The concept for the Houston rapper/singer’s clip was inspired by “Willy Wonka & the Chocolate Factory,” the classic 1971 film that starred Gene Wilder. The wacky visuals add a distinctive look to the project and separate it from the bevy of rap videos set on beaches or featuring hosts of nearly naked women.

“We tried to put it in the chocolate factory, and that’s where the idea came from,” said Big Moe, whose sound is smooth, relaxed and relies on laid-back, R&B-inspired grooves. “We wanted the video to make people think of that. We definitely wanted to do something different, unusual than what you’d normally see.”

“Purple Stuff” is the lead single from Big Moe’s second album, Purple World, which is scheduled for release on Tuesday. The follow-up to 1999′s City of Syrup, it also makes reference to the South’s affinity for “syrup,” the codeine-containing concoction that many Southern residents use as a recreational drug. (In 2000, Three 6 Mafia touted it on “Sippin’ on Some Syrup.”)

Although Moe acknowledges the potential danger in taking “syrup,” he doesn’t see any harm in rapping and singing about it. “It’s life, my life,” he said. “I’m not trying to persuade somebody to do it. It’s just going on. There’s songs about chronic because that’s what’s out there.”

On the second “Purple World” single, “Confidential Playa,” Big Moe takes a more traditional route. Moe sing-raps about haters, some of them spreading rumors that he’d had a heart attack in order to impede his success. Colleague Ronnie Spencer adds some dreamy crooning to the cut that would make Ronald Isley proud.

Elsewhere, UGK’s Pimp C adds some edge to the horn-propelled “Cash,” while on both “We Won’t Stop” and “Why Why,” Big Moe offers words of encouragement to fans who may be suffering through hard times.

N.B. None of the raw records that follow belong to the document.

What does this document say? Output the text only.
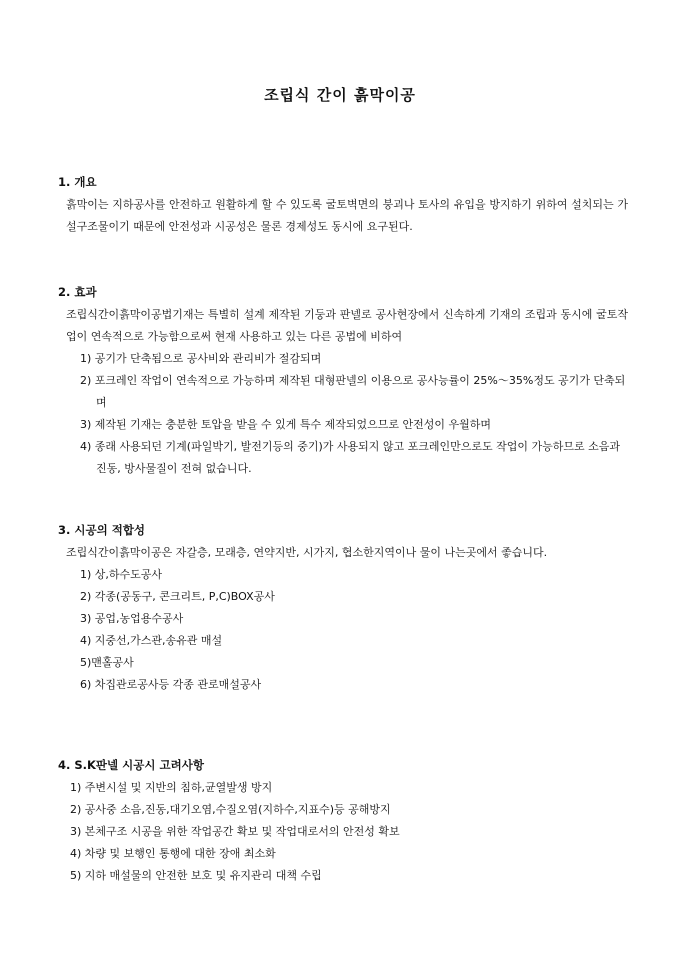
조립식 간이 흙막이공
1. 개요

흙막이는 지하공사를 안전하고 원활하게 할 수 있도록 굴토벽면의 붕괴나 토사의 유입을 방지하기 위하여 설치되는 가설구조물이기 때문에 안전성과 시공성은 물론 경제성도 동시에 요구된다.

2. 효과

조립식간이흙막이공법기재는 특별히 설계 제작된 기둥과 판넬로 공사현장에서 신속하게 기재의 조립과 동시에 굴토작업이 연속적으로 가능함으로써 현재 사용하고 있는 다른 공법에 비하여

1) 공기가 단축됨으로 공사비와 관리비가 절감되며
2) 포크레인 작업이 연속적으로 가능하며 제작된 대형판넬의 이용으로 공사능률이 25%～35%정도 공기가 단축되며
3) 제작된 기재는 충분한 토압을 받을 수 있게 특수 제작되었으므로 안전성이 우월하며
4) 종래 사용되던 기계(파일박기, 발전기등의 중기)가 사용되지 않고 포크레인만으로도 작업이 가능하므로 소음과 진동, 방사물질이 전혀 없습니다.
3. 시공의 적합성

조립식간이흙막이공은 자갈층, 모래층, 연약지반, 시가지, 협소한지역이나 물이 나는곳에서 좋습니다.

1) 상,하수도공사
2) 각종(공동구, 콘크리트, P,C)BOX공사
3) 공업,농업용수공사
4) 지중선,가스관,송유관 매설
5)맨홀공사
6) 차집관로공사등 각종 관로매설공사
4. S.K판넬 시공시 고려사항
1) 주변시설 및 지반의 침하,균열발생 방지
2) 공사중 소음,진동,대기오염,수질오염(지하수,지표수)등 공해방지
3) 본체구조 시공을 위한 작업공간 확보 및 작업대로서의 안전성 확보
4) 차량 및 보행인 통행에 대한 장애 최소화
5) 지하 매설물의 안전한 보호 및 유지관리 대책 수립
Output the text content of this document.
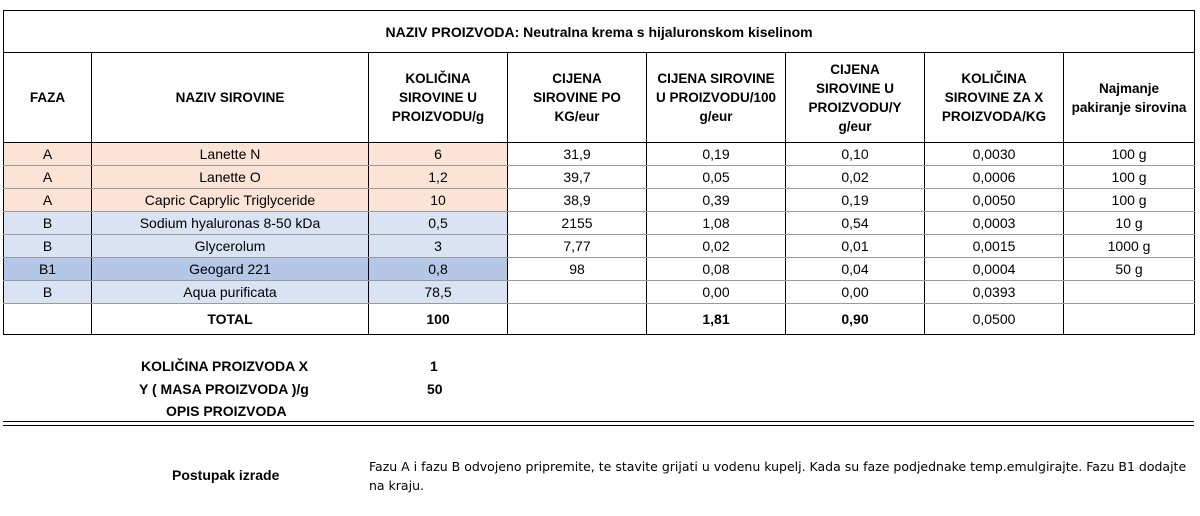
NAZIV PROIZVODA: Neutralna krema s hijaluronskom kiselinom							
FAZA	NAZIV SIROVINE	KOLIČINA SIROVINE U PROIZVODU/g	CIJENA SIROVINE PO KG/eur	CIJENA SIROVINE U PROIZVODU/100 g/eur	CIJENA SIROVINE U PROIZVODU/Y g/eur	KOLIČINA SIROVINE ZA X PROIZVODA/KG	Najmanje pakiranje sirovina
A	Lanette N	6	31,9	0,19	0,10	0,0030	100 g
A	Lanette O	1,2	39,7	0,05	0,02	0,0006	100 g
A	Capric Caprylic Triglyceride	10	38,9	0,39	0,19	0,0050	100 g
B	Sodium hyaluronas 8-50 kDa	0,5	2155	1,08	0,54	0,0003	10 g
B	Glycerolum	3	7,77	0,02	0,01	0,0015	1000 g
B1	Geogard 221	0,8	98	0,08	0,04	0,0004	50 g
B	Aqua purificata	78,5		0,00	0,00	0,0393	
	TOTAL	100		1,81	0,90	0,0500	
KOLIČINA PROIZVODA X	1
Y ( MASA PROIZVODA )/g	50
OPIS PROIZVODA
Postupak izrade
Fazu A i fazu B odvojeno pripremite, te stavite grijati u vodenu kupelj. Kada su faze podjednake temp.emulgirajte. Fazu B1 dodajte na kraju.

“You’ve got to let the kids know to stay up and to stay focused, and they will,” he said. “Everybody likes to talk down or say something about somebody else. I don’t like that.”

Big Moe knows about getting a helping hand. His major break came via H-Town production/mixtape legend DJ Screw. The influential rap entrepreneur, who died November 2000 (see “Codeine Overdose Killed DJ Screw, Medical Examiner Says” ), showcased Big Moe on a number of his albums in the mid-to-late 1990s, setting the stage for Big Moe’s ascent to regional stardom.

Moe, who sings more often than he raps, found encouragement from Screw, who also taught him about how to succeed in the music industry. “He’s the reason for my success right now,” Moe said of Screw. “I used to go hang out with him. I was a rapper, but I was a singing rapper. I’m rhyming like a rapper, but I was singing. He taught me a lot.”

Moe’s work with DJ Screw helped Moe secure appearances on albums from the Wreckshop Family, DJ Jelly and Greg Street, among others. Now, with the impending release of Purple World, Big Moe has been increasing his workload with performances and other promotional duties throughout the South, Midwest and West.

“I’ve been putting in a little more work,” he said. “I’ve got to get down.”